L’intérêt de la Chine ne se limite pas aux ressources minières. En juin, Copenhague, avec l’appui de Washington, a réussi à évincer le groupe China Communications Construction Company [CCCC] d’un appel d’offres pour l’extension des aéroports internationaux de Nuuk, Ilulissat et Qaqortoq, d’une valeur de 483 millions d’euros. Pour expliquer son retrait, CCCC ont mis en avant « les difficultés d’obtention de visas pour ses ingénieurs. »

Les États-Unis ont « manifesté un regain d’intérêt pour l’île, promettant d’y investir dans des projets aéroportuaires ainsi qu’en matière de santé, d’éducation, de recherche et de tourisme », a commenté Rahbek-Clemensen, chercheur à l’Académie de la défense du Danemark, cité par l’AFP.

Mais pour Washington, l’intérêt pour le Groenland n’est pas qu’économique : il est avant tout militaire, comme l’a souligné Luke Coffey, analyste à l’Heritage Foundation. « La Russie est dans son bon droit lorsqu’elle développe ses activités militaires chez elle, puisqu’elle possède la moitié du territoire arctique. Le problème, c’est qu’il n’y a aucune garantie que la Russie restera à l’intérieur de ses frontières », a-t-il dit, à l’AFP. Aussi, a-t-il ajouté, « le Groenland est absolument vital pour la défense et la sécurité de l’Amérique du Nord. »

Voilà ce qui motiverait les intentions de M. Trump. Reste que le Groenland n’est pas à vendre.
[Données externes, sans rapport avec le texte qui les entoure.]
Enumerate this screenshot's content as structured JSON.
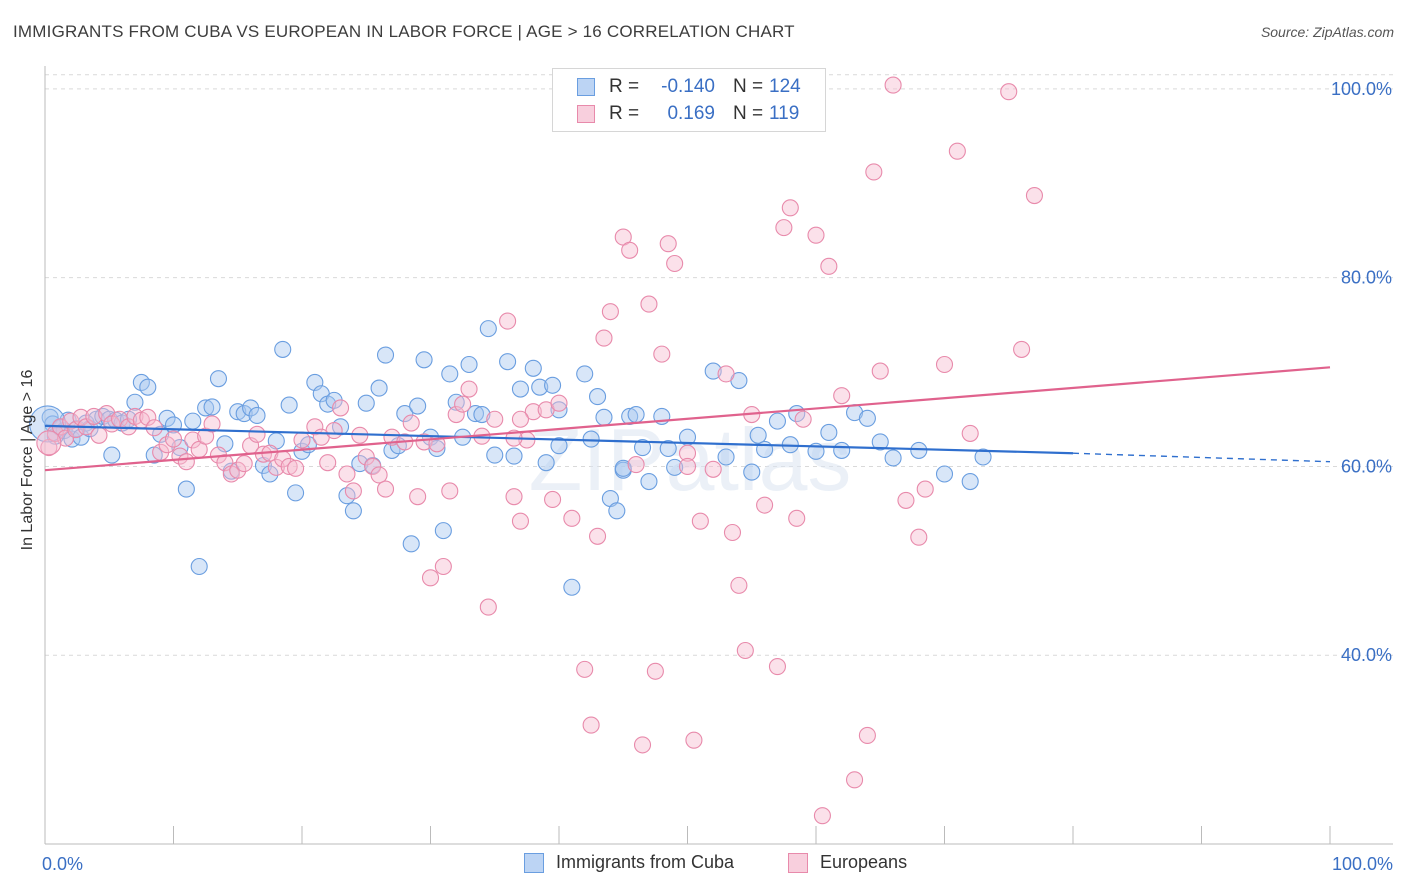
{
  "header": {
    "title": "IMMIGRANTS FROM CUBA VS EUROPEAN IN LABOR FORCE | AGE > 16 CORRELATION CHART",
    "source": "Source: ZipAtlas.com"
  },
  "watermark": "ZIPatlas",
  "legend_box": {
    "rows": [
      {
        "r_label": "R =",
        "r_value": "-0.140",
        "n_label": "N =",
        "n_value": "124",
        "color": "#a9c7f0",
        "border": "#6a9ee0"
      },
      {
        "r_label": "R =",
        "r_value": "0.169",
        "n_label": "N =",
        "n_value": "119",
        "color": "#f6bcd0",
        "border": "#e88aab"
      }
    ]
  },
  "bottom_legend": {
    "items": [
      {
        "label": "Immigrants from Cuba",
        "color": "#a9c7f0",
        "border": "#6a9ee0"
      },
      {
        "label": "Europeans",
        "color": "#f6bcd0",
        "border": "#e88aab"
      }
    ]
  },
  "chart_data": {
    "type": "scatter",
    "title": "IMMIGRANTS FROM CUBA VS EUROPEAN IN LABOR FORCE | AGE > 16 CORRELATION CHART",
    "xlabel": "",
    "ylabel": "In Labor Force | Age > 16",
    "xlim": [
      0,
      100
    ],
    "ylim": [
      20,
      102
    ],
    "x_tick_labels": [
      "0.0%",
      "100.0%"
    ],
    "y_ticks": [
      40,
      60,
      80,
      100
    ],
    "y_tick_labels": [
      "40.0%",
      "60.0%",
      "80.0%",
      "100.0%"
    ],
    "grid": true,
    "colors": {
      "cuba": "#6a9ee0",
      "cuba_fill": "#a9c7f0",
      "europe": "#e88aab",
      "europe_fill": "#f6bcd0",
      "cuba_line": "#2f6fce",
      "europe_line": "#e0628d",
      "tick_label": "#3a6fc4"
    },
    "series": [
      {
        "name": "Immigrants from Cuba",
        "points": [
          [
            0.4,
            65.2
          ],
          [
            0.6,
            64.5
          ],
          [
            0.8,
            63.2
          ],
          [
            1.2,
            64.1
          ],
          [
            1.5,
            63.8
          ],
          [
            1.8,
            64.9
          ],
          [
            2.1,
            62.9
          ],
          [
            2.5,
            64.0
          ],
          [
            2.8,
            63.1
          ],
          [
            3.2,
            64.6
          ],
          [
            3.5,
            64.0
          ],
          [
            4,
            65.0
          ],
          [
            4.5,
            65.3
          ],
          [
            5.0,
            65.0
          ],
          [
            5.2,
            61.2
          ],
          [
            5.5,
            64.9
          ],
          [
            6,
            64.6
          ],
          [
            6.5,
            65.0
          ],
          [
            7,
            66.8
          ],
          [
            7.5,
            68.9
          ],
          [
            8,
            68.4
          ],
          [
            8.5,
            61.2
          ],
          [
            9,
            63.4
          ],
          [
            9.5,
            65.1
          ],
          [
            10,
            64.4
          ],
          [
            10.5,
            62.0
          ],
          [
            11,
            57.6
          ],
          [
            11.5,
            64.8
          ],
          [
            12,
            49.4
          ],
          [
            12.5,
            66.2
          ],
          [
            13,
            66.3
          ],
          [
            13.5,
            69.3
          ],
          [
            14,
            62.4
          ],
          [
            14.5,
            59.5
          ],
          [
            15,
            65.8
          ],
          [
            15.5,
            65.6
          ],
          [
            16,
            66.2
          ],
          [
            16.5,
            65.4
          ],
          [
            17,
            60.1
          ],
          [
            17.5,
            59.2
          ],
          [
            18,
            62.7
          ],
          [
            18.5,
            72.4
          ],
          [
            19,
            66.5
          ],
          [
            19.5,
            57.2
          ],
          [
            20,
            61.6
          ],
          [
            20.5,
            62.3
          ],
          [
            21,
            68.9
          ],
          [
            21.5,
            67.7
          ],
          [
            22,
            66.6
          ],
          [
            22.5,
            67.0
          ],
          [
            23,
            64.2
          ],
          [
            23.5,
            56.9
          ],
          [
            24,
            55.3
          ],
          [
            24.5,
            60.3
          ],
          [
            25,
            66.7
          ],
          [
            25.5,
            60.1
          ],
          [
            26,
            68.3
          ],
          [
            26.5,
            71.8
          ],
          [
            27,
            61.7
          ],
          [
            27.5,
            62.2
          ],
          [
            28,
            65.6
          ],
          [
            28.5,
            51.8
          ],
          [
            29,
            66.4
          ],
          [
            29.5,
            71.3
          ],
          [
            30,
            63.1
          ],
          [
            30.5,
            61.9
          ],
          [
            31,
            53.2
          ],
          [
            31.5,
            69.8
          ],
          [
            32,
            66.8
          ],
          [
            32.5,
            63.1
          ],
          [
            33,
            70.8
          ],
          [
            33.5,
            65.6
          ],
          [
            34,
            65.5
          ],
          [
            34.5,
            74.6
          ],
          [
            35,
            61.2
          ],
          [
            36,
            71.1
          ],
          [
            36.5,
            61.1
          ],
          [
            37,
            68.2
          ],
          [
            38,
            70.4
          ],
          [
            38.5,
            68.4
          ],
          [
            39,
            60.4
          ],
          [
            39.5,
            68.6
          ],
          [
            40,
            66.0
          ],
          [
            41,
            47.2
          ],
          [
            42,
            69.8
          ],
          [
            42.5,
            62.9
          ],
          [
            43,
            67.4
          ],
          [
            43.5,
            65.2
          ],
          [
            44,
            56.6
          ],
          [
            44.5,
            55.3
          ],
          [
            45,
            59.6
          ],
          [
            45.5,
            65.3
          ],
          [
            46,
            65.5
          ],
          [
            46.5,
            62.0
          ],
          [
            47,
            58.4
          ],
          [
            48,
            65.3
          ],
          [
            48.5,
            61.9
          ],
          [
            49,
            59.9
          ],
          [
            50,
            63.1
          ],
          [
            52,
            70.1
          ],
          [
            53,
            61.0
          ],
          [
            54,
            69.1
          ],
          [
            55,
            59.4
          ],
          [
            55.5,
            63.3
          ],
          [
            56,
            61.8
          ],
          [
            57,
            64.8
          ],
          [
            58,
            62.3
          ],
          [
            58.5,
            65.6
          ],
          [
            60,
            61.6
          ],
          [
            61,
            63.6
          ],
          [
            62,
            61.7
          ],
          [
            63,
            65.7
          ],
          [
            64,
            65.1
          ],
          [
            66,
            60.9
          ],
          [
            68,
            61.7
          ],
          [
            70,
            59.2
          ],
          [
            72,
            58.4
          ],
          [
            73,
            61.0
          ],
          [
            65,
            62.6
          ],
          [
            45,
            59.8
          ],
          [
            40,
            62.2
          ]
        ]
      },
      {
        "name": "Europeans",
        "points": [
          [
            0.3,
            62.0
          ],
          [
            0.8,
            63.5
          ],
          [
            1.2,
            64.2
          ],
          [
            1.6,
            63.0
          ],
          [
            2.0,
            64.8
          ],
          [
            2.4,
            63.9
          ],
          [
            2.8,
            65.2
          ],
          [
            3.2,
            64.2
          ],
          [
            3.8,
            65.3
          ],
          [
            4.2,
            63.3
          ],
          [
            4.8,
            65.6
          ],
          [
            5.2,
            64.5
          ],
          [
            5.8,
            65.0
          ],
          [
            6.5,
            64.2
          ],
          [
            7,
            65.3
          ],
          [
            7.5,
            64.9
          ],
          [
            8,
            65.2
          ],
          [
            8.5,
            64.1
          ],
          [
            9,
            61.5
          ],
          [
            9.5,
            62.3
          ],
          [
            10,
            62.9
          ],
          [
            10.5,
            61.1
          ],
          [
            11,
            60.5
          ],
          [
            11.5,
            62.8
          ],
          [
            12,
            61.8
          ],
          [
            12.5,
            63.2
          ],
          [
            13,
            64.5
          ],
          [
            13.5,
            61.2
          ],
          [
            14,
            60.4
          ],
          [
            14.5,
            59.2
          ],
          [
            15,
            59.6
          ],
          [
            15.5,
            60.3
          ],
          [
            16,
            62.2
          ],
          [
            16.5,
            63.4
          ],
          [
            17,
            61.3
          ],
          [
            17.5,
            61.4
          ],
          [
            18,
            59.9
          ],
          [
            18.5,
            60.8
          ],
          [
            19,
            60.0
          ],
          [
            19.5,
            59.8
          ],
          [
            20,
            62.8
          ],
          [
            21,
            64.2
          ],
          [
            21.5,
            63.1
          ],
          [
            22,
            60.4
          ],
          [
            22.5,
            63.8
          ],
          [
            23,
            66.2
          ],
          [
            23.5,
            59.2
          ],
          [
            24,
            57.4
          ],
          [
            24.5,
            63.3
          ],
          [
            25,
            61.0
          ],
          [
            25.5,
            60.0
          ],
          [
            26,
            59.1
          ],
          [
            26.5,
            57.6
          ],
          [
            27,
            63.1
          ],
          [
            28,
            62.6
          ],
          [
            28.5,
            64.6
          ],
          [
            29,
            56.8
          ],
          [
            29.5,
            62.6
          ],
          [
            30,
            48.2
          ],
          [
            30.5,
            62.4
          ],
          [
            31,
            49.4
          ],
          [
            31.5,
            57.4
          ],
          [
            32,
            65.5
          ],
          [
            32.5,
            66.6
          ],
          [
            33,
            68.2
          ],
          [
            34,
            63.2
          ],
          [
            34.5,
            45.1
          ],
          [
            35,
            65.0
          ],
          [
            36,
            75.4
          ],
          [
            36.5,
            56.8
          ],
          [
            37,
            54.2
          ],
          [
            37.5,
            62.8
          ],
          [
            38,
            65.8
          ],
          [
            39,
            66.0
          ],
          [
            39.5,
            56.5
          ],
          [
            40,
            66.7
          ],
          [
            41,
            54.5
          ],
          [
            42,
            38.5
          ],
          [
            42.5,
            32.6
          ],
          [
            43,
            52.6
          ],
          [
            43.5,
            73.6
          ],
          [
            44,
            76.4
          ],
          [
            45,
            84.3
          ],
          [
            45.5,
            82.9
          ],
          [
            46,
            60.2
          ],
          [
            46.5,
            30.5
          ],
          [
            47,
            77.2
          ],
          [
            47.5,
            38.3
          ],
          [
            48,
            71.9
          ],
          [
            48.5,
            83.6
          ],
          [
            49,
            81.5
          ],
          [
            50,
            61.4
          ],
          [
            50.5,
            31.0
          ],
          [
            51,
            54.2
          ],
          [
            52,
            59.7
          ],
          [
            53,
            69.8
          ],
          [
            53.5,
            53.0
          ],
          [
            54,
            47.4
          ],
          [
            54.5,
            40.5
          ],
          [
            55,
            65.5
          ],
          [
            56,
            55.9
          ],
          [
            57,
            38.8
          ],
          [
            57.5,
            85.3
          ],
          [
            58,
            87.4
          ],
          [
            58.5,
            54.5
          ],
          [
            59,
            65.0
          ],
          [
            60,
            84.5
          ],
          [
            60.5,
            23.0
          ],
          [
            61,
            81.2
          ],
          [
            62,
            67.5
          ],
          [
            63,
            26.8
          ],
          [
            64,
            31.5
          ],
          [
            64.5,
            91.2
          ],
          [
            65,
            70.1
          ],
          [
            66,
            100.4
          ],
          [
            67,
            56.4
          ],
          [
            68,
            52.5
          ],
          [
            68.5,
            57.6
          ],
          [
            70,
            70.8
          ],
          [
            71,
            93.4
          ],
          [
            72,
            63.5
          ],
          [
            75,
            99.7
          ],
          [
            76,
            72.4
          ],
          [
            77,
            88.7
          ],
          [
            36.5,
            63.0
          ],
          [
            37,
            65.0
          ],
          [
            50,
            60.0
          ]
        ]
      }
    ],
    "trendlines": [
      {
        "name": "Immigrants from Cuba",
        "x": [
          0,
          80
        ],
        "y": [
          64.3,
          61.4
        ],
        "dashed_extension_to": [
          100,
          60.5
        ]
      },
      {
        "name": "Europeans",
        "x": [
          0,
          100
        ],
        "y": [
          59.6,
          70.5
        ]
      }
    ]
  }
}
« Le Groenland est riche en ressources précieuses […]. Nous sommes prêts à faire des affaires, pas à vendre » le territoire, a en effet répondu le ministère groenlandais des Affaires étrangères. Et la tonalité est la même à Copenhague. D’où le courroux de M. Trump à l’égard de la Première ministre danoise, Mette Frederiksen.

« Le Danemark est un pays très spécial avec des gens incroyables mais étant donné les commentaires de la Première ministre Mette Frederiksen, selon lesquels elle n’aurait aucun intérêt à discuter de l’achat du Groenland, je vais repousser notre rencontre prévue dans deux semaines à un autre moment », a ainsi affirmé M. Trump, via Twitter. Et la Maison Blanche a confrmé que la visite du président américain à Copenhague a été « annulée à ce stade ».

Cette bouderie a évidemment été mal prise à Copenhague. « Sans aucune raison Trump considère qu’une partie (autonome) de notre pays est à vendre. Ensuite il annule de manière insultante une visite que tout le monde était en train de préparer. Est-ce que des morceaux des Etats-Unis sont à vendre? L’Alaska? Merci de montrer plus de respect », a réagi Rasmus Jarlov, l’ex-ministre conservateur du Commerce et de la Croissance.

Cependant, Mme Frederiksen a donné le sentiment de na pas vouloir en rajouter. Après s’être dite « contrariée et surprise » par la décision de M. Trump, elle a assuré que le « Danemark et les Etats-Unis ne sont pas en crise » et que l’invitation adressée au chef de la Maison Blanche « restait valable ».